Yine bir gün öğleye yakın tek başıma tavaf ediyorum. Daha doğrusu bu ikinci tavafım. Arkadaşlar cesaret edemediler, bir tane yaptık oturalım dediler. Ama ezana çok var, otur otur bu saatler geçmez ki. Ben bir tavaf daha yapacağım diyorum. Tek başıma yapmamdan hoşlanmıyorlar ama dahil de olmuyorlar, ben de tavafa giriyorum. Ortalık sakin sayılır. Ben kendi âlemimde, herkes de kendiyle meşgulken bir Hintli çift beliriyor. Erkek bastonlu önde, kadın da arkada. Bildik görüntü bir farkla ki, herkes kendi âleminde. Bir deri bir kemik ve oldukça yaşlı bir çift. Kadın da aynı kocası gibi, hem zayıf hem yaşlı. İlginçtir gözleri açık kapalı arası, daha çok kapalı sanki. Tamamen zamandan kopmuşlar gibi. Hangi âlemde nerede olduklarını merak ettim, ama bunu bilmek mümkün değil tabi. Bu Allah’ın onlara verdiği nimetlerden. Ne yaşları, ne bedenleri onları tavaf yapmaktan, hacdan alıkoymuş. Bütün engellere direnerek burada olmanın hâlini yaşıyorlar. Hem sevinçli hem hüzünlü. Vuslat gerçekleşti şükür, tabi sorumluluk arttı, yardım et Ya Rabbi misali…

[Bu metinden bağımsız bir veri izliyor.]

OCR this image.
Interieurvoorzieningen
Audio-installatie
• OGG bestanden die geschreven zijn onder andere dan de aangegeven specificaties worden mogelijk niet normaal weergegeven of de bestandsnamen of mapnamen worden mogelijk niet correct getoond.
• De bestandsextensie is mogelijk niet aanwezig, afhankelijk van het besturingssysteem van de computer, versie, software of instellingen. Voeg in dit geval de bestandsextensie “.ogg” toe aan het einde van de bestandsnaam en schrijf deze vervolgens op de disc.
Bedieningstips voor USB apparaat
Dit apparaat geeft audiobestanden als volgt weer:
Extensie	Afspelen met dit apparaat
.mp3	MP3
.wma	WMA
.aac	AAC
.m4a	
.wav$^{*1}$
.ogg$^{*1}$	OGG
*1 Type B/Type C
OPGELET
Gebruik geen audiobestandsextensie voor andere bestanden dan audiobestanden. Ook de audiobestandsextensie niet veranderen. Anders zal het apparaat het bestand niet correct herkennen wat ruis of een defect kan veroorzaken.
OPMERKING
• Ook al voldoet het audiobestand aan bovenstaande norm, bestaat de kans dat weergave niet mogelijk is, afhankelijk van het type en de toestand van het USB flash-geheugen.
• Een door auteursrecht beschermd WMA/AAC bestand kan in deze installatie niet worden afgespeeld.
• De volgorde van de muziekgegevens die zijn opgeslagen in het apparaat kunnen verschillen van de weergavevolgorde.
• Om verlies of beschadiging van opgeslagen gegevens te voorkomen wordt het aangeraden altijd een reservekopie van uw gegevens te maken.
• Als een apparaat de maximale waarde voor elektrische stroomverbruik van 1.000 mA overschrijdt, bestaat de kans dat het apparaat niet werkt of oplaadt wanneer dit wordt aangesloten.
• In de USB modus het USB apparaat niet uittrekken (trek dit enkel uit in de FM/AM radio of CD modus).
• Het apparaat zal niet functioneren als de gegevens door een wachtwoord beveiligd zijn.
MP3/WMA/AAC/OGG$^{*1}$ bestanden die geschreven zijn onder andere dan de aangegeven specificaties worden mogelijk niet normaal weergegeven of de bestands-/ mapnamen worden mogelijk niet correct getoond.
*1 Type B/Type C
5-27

Zaman hükmünü yitirdi geçmiş gelecek birbirine karıştı. İnsanlar olarak akışa devam ediyoruz. Öylece iki şavt yaptık. Onların tavafı bitmiş, çıkmalı ve namaz kılmalılar. Hacer’ül-Esvedi bayağı geçtik. Bizim çıkmamız lazım dediler. Onlara veda edip tavafa devam ettim. O gün o vakitte yanımda olan çift de önemli bir mesajdı. Burası Kâbe. Sadece Allah ve kulu var huzurda, diğer bütün farklılıklar silinmiş, herkes tek bir istekte duada. Burası Kâbe, her anı iyi anlamak ve değerlendirmek vakti yani…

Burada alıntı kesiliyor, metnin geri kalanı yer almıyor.